On June 19th, New York unanimously passed a bill legalizing the use of eBikes and eScooters statewide. While there are some exceptions, these vehicles are now an option for many New Yorkers. Read on for a breakdown of eBikes and eScooters, information on purchasing and using one, and some local tips.
What is an eBike?
eBikes are just like regular bicycles powered by pedaling, but they also have electrical components such as batteries and motors.
What is an eScooter?
Similar to eBikes, eScooters are regular scooters that are foot-powered by pushing off the ground (think Razor brand scooters) but they also have electrical components including motors and batteries.
How much do eBikes and eScooters cost?
Across the board, prices range from $299-$5,199, depending on make, model, and desired features. In many places, eScooter share companies such as Bird or Lime allow rental for cheap short-term use. For example, a Lime eScooter costs $1 plus an additional 30 cents per minute. Business Insider‘s “Best Electric Scooters You Can Buy”, Lifewire‘s “9 Best Electric Scooters of 2019”, Cycling Weekly‘s “13 of the Best Electric Bikes for 2019” and REI‘s “How to Choose an Electric Bike” are great places to start if you are interested in purchasing one.
How do eBikes and eScooters work?
While there are many varieties, most eBikes and eScooters work by allowing riders to turn electric power on once they reach a certain speed on their own. The electric features of eBikes and eScooters are meant to enhance human abilities, rather than replace them – hilly and otherwise difficult terrain can be much more manageable with the extra electric support. Depending on the make and model, the power usually comes from a standard wall outlet charge lithium ion battery that takes 3-6 hours to fully charge, lasts 800-1,200 charges, and provides an electric range of 20-100 miles.
Are eBikes and eScooters safe?
When used responsibly, eBikes and eScooters are about as safe as non-electric bicycles and scooters, since most of them stop providing electric assistance once speed reaches 20 miles per hour and since they are only allowed to be used in certain areas. A 2019 Consumer Reports investigation found that since eScooters were first introduced in late 2017, at least 1,500 riders have been injured and 8 people have died. As time passes and local regulations are set, awareness and safety will likely increase. When riding an eBike or eScooter, consider wearing a helmet, be sure to read all safety stickers and manuals, and stay alert.

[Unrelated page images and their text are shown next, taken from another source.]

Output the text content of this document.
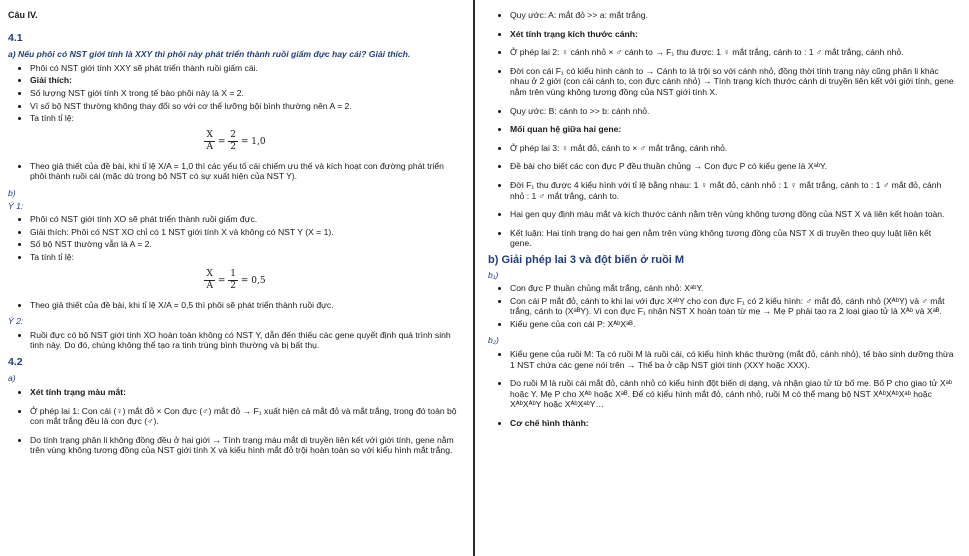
Câu IV.
4.1
a) Nếu phôi có NST giới tính là XXY thì phôi này phát triển thành ruồi giấm đực hay cái? Giải thích.
• Phôi có NST giới tính XXY sẽ phát triển thành ruồi giấm cái.
• Giải thích:
• Số lượng NST giới tính X trong tế bào phôi này là X = 2.
• Vì số bộ NST thường không thay đổi so với cơ thể lưỡng bội bình thường nên A = 2.
• Ta tính tỉ lệ:
$\frac{X}{A} = \frac{2}{2} = 1,0$
• Theo giả thiết của đề bài, khi tỉ lệ X/A = 1,0 thì các yếu tố cái chiếm ưu thế và kích hoạt con đường phát triển phôi thành ruồi cái (mặc dù trong bộ NST có sự xuất hiện của NST Y).
b)
Ý 1:
• Phôi có NST giới tính XO sẽ phát triển thành ruồi giấm đực.
• Giải thích: Phôi có NST XO chỉ có 1 NST giới tính X và không có NST Y (X = 1).
• Số bộ NST thường vẫn là A = 2.
• Ta tính tỉ lệ:
$\frac{X}{A} = \frac{1}{2} = 0,5$
• Theo giả thiết của đề bài, khi tỉ lệ X/A = 0,5 thì phôi sẽ phát triển thành ruồi đực.
Ý 2:
• Ruồi đực có bộ NST giới tính XO hoàn toàn không có NST Y, dẫn đến thiếu các gene quyết định quá trình sinh tinh này. Do đó, chúng không thể tạo ra tinh trùng bình thường và bị bất thụ.
4.2
a)
• Xét tính trạng màu mắt:
• Ở phép lai 1: Con cái (♀) mắt đỏ × Con đực (♂) mắt đỏ → F₁ xuất hiện cả mắt đỏ và mắt trắng, trong đó toàn bộ con mắt trắng đều là con đực (♂).
• Do tính trạng phân li không đồng đều ở hai giới → Tính trạng màu mắt di truyền liên kết với giới tính, gene nằm trên vùng không tương đồng của NST giới tính X và kiểu hình mắt đỏ trội hoàn toàn so với kiểu hình mắt trắng.
• Quy ước: A: mắt đỏ >> a: mắt trắng.
• Xét tính trạng kích thước cánh:
• Ở phép lai 2: ♀ cánh nhỏ × ♂ cánh to → F₁ thu được: 1 ♀ mắt trắng, cánh to : 1 ♂ mắt trắng, cánh nhỏ.
• Đời con cái F₁ có kiểu hình cánh to → Cánh to là trội so với cánh nhỏ, đồng thời tính trạng này cũng phân li khác nhau ở 2 giới (con cái cánh to, con đực cánh nhỏ) → Tính trạng kích thước cánh di truyền liên kết với giới tính, gene nằm trên vùng không tương đồng của NST giới tính X.
• Quy ước: B: cánh to >> b: cánh nhỏ.
• Mối quan hệ giữa hai gene:
• Ở phép lai 3: ♀ mắt đỏ, cánh to × ♂ mắt trắng, cánh nhỏ.
• Đề bài cho biết các con đực P đều thuần chủng → Con đực P có kiểu gene là XᵃᵇY.
• Đời F₁ thu được 4 kiểu hình với tỉ lệ bằng nhau: 1 ♀ mắt đỏ, cánh nhỏ : 1 ♀ mắt trắng, cánh to : 1 ♂ mắt đỏ, cánh nhỏ : 1 ♂ mắt trắng, cánh to.
• Hai gen quy định màu mắt và kích thước cánh nằm trên vùng không tương đồng của NST X và liên kết hoàn toàn.
• Kết luận: Hai tính trạng do hai gen nằm trên vùng không tương đồng của NST X di truyền theo quy luật liên kết gene.
b) Giải phép lai 3 và đột biến ở ruồi M
b₁)
• Con đực P thuần chủng mắt trắng, cánh nhỏ: XᵃᵇY.
• Con cái P mắt đỏ, cánh to khi lai với đực XᵃᵇY cho con đực F₁ có 2 kiểu hình: ♂ mắt đỏ, cánh nhỏ (XᴬᵇY) và ♂ mắt trắng, cánh to (XᵃᴮY). Vì con đực F₁ nhận NST X hoàn toàn từ mẹ → Mẹ P phải tạo ra 2 loại giao tử là Xᴬᵇ và Xᵃᴮ.
• Kiểu gene của con cái P: XᴬᵇXᵃᴮ.
b₂)
• Kiểu gene của ruồi M: Ta có ruồi M là ruồi cái, có kiểu hình khác thường (mắt đỏ, cánh nhỏ), tế bào sinh dưỡng thừa 1 NST chứa các gene nói trên → Thể ba ở cặp NST giới tính (XXY hoặc XXX).
• Do ruồi M là ruồi cái mắt đỏ, cánh nhỏ có kiểu hình đột biến dị dạng, và nhận giao tử từ bố mẹ. Bố P cho giao tử Xᵃᵇ hoặc Y. Mẹ P cho Xᴬᵇ hoặc Xᵃᴮ. Để có kiểu hình mắt đỏ, cánh nhỏ, ruồi M có thể mang bộ NST XᴬᵇXᴬᵇXᵃᵇ hoặc XᴬᵇXᴬᵇY hoặc XᴬᵇXᵃᵇY…
• Cơ chế hình thành:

What benefits do they have compared to a car?
eBikes and eScooters have many benefits when compared to cars, such as providing exercise and fresh air, reducing an individual’s carbon footprint, offering an alternative to traffic-laden roads and crowded public transportation, and saving money on gas and auto repairs.
Who can use eBikes and eScooters?
- Just about anyone! eBikes and eScooters do not require any special insurance, license, or registration.
- Helmets do not need to be worn, and at least one hand must be on the handlebar at all times.
- Users must be at least 16 years old and generally weigh under 220 pounds, though some models claim to withstand up to 350-pound riders.
- The general range of an electric bike battery is 20-100 miles depending on conditions such as power modes used, terrain, extra weight, and wind.
- Travel is allowed in all designated bike lanes, though New York’s bill allows individual cities and towns to create their own regulations based on their needs. No cities or towns in Suffolk County have yet released their own eBike and eScooter regulations, though these will become available to interested residents as they do.
- eBike and eScooter rental companies are not allowed in Manhattan, and will need permission to operate in other boroughs. Users in Manhattan must own their eBike or eScooter.
Will eBikes and eScooters replace restaurant delivery cars on Long Island? Perhaps, in high-density and high-population areas such as the downtown Main Street area of Patchogue. The relatively low battery range of eBikes and eScooters does not make them a strong alternative to food delivery cars across Long Island, since many residential towns are far from city centers and perhaps popular restaurants. As use increases and local regulations are set, the efficiency and popularity of eBikes and eScooters will likely increase, perhaps enough to replace restaurant delivery cars in more areas throughout the island.